GAMEPLACES - die Plattform für die Gamesindustrie und Kreativwirtschaft in Frankfurt

GAMEPLACES zum Thema Social Gaming

Bei GAMEPLACES BUSINESS & LEGAL am 9. November zeigt Dr. Matthias Spitz
aktuelle Trends in den Bereichen Social Gaming und Daily Fantasy Sports auf und erläutert, wie sich Monetarisierungsmodelle rechtlich sicher gestalten lassen. Die Teilnahme an der Veranstaltung in der IHK Frankfurt ist kostenlos. Rechtzeitige Anmeldung erbeten.
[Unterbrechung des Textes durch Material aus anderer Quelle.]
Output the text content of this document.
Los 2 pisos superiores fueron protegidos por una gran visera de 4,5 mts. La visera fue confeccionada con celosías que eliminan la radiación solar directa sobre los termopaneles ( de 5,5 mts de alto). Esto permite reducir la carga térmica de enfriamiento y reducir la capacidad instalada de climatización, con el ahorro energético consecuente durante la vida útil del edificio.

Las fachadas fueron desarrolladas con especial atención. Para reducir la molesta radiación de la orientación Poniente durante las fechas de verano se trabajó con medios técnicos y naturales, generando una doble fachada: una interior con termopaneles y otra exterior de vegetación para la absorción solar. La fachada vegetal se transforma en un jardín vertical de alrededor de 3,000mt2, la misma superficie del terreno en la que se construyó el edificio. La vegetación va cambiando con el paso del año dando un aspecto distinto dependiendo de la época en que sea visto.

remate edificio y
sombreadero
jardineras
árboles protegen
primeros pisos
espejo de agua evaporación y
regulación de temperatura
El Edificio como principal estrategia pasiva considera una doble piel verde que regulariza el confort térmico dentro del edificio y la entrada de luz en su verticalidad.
Frankfurt am Main, 25.10.2016 – DoubleDownCasino, GameTwist oder Zynga Poker – auch wer sie nicht selber spielt oder gespielt hat, hat doch zumindest schon einmal von ihnen gehört. Die drei Apps sind so genannte Social Games, also zumeist kostenlose Online-Spiele, die entweder in Social-Media-Plattformen wie Facebook eingebunden sind oder die Interaktion der User durch eigene Chat- und Messenger-Funktionen erlauben. Gemeinsam ist allen Social Games die leicht zugängliche Spielstruktur. Auch die gängigen Monetarisierungsmodelle sind prinzipiell einfach: Üblicherweise können Zusatzfeatures erworben, aber keine geldwerten Preise oder Geld gewonnen werden. Deshalb sind Social Games gerade auch für kleinere Spieleproduzenten und Start-ups interessant. In welchen Bereichen die Entwicklung zurzeit besonders dynamisch ist, wo die Grenze zwischen game of skill (Geschicklichkeitsspiel) und game of chance, also möglicherweise unerlaubtem Glücksspiel, liegt und worauf Anbieter bei der Wahl ihres Monetarisierungsmodells achten sollten, erläutert GAMEPLACES-Experte Dr. Matthias Spitz (MELCHERS Rechtsanwälte) in seinem Vortrag ‚Neue Trends im Bereich Social Gaming‘. Die Veranstaltung findet am 9. November in der IHK Frankfurt statt; nach vorheriger Anmeldung ist die Teilnahme kostenlos.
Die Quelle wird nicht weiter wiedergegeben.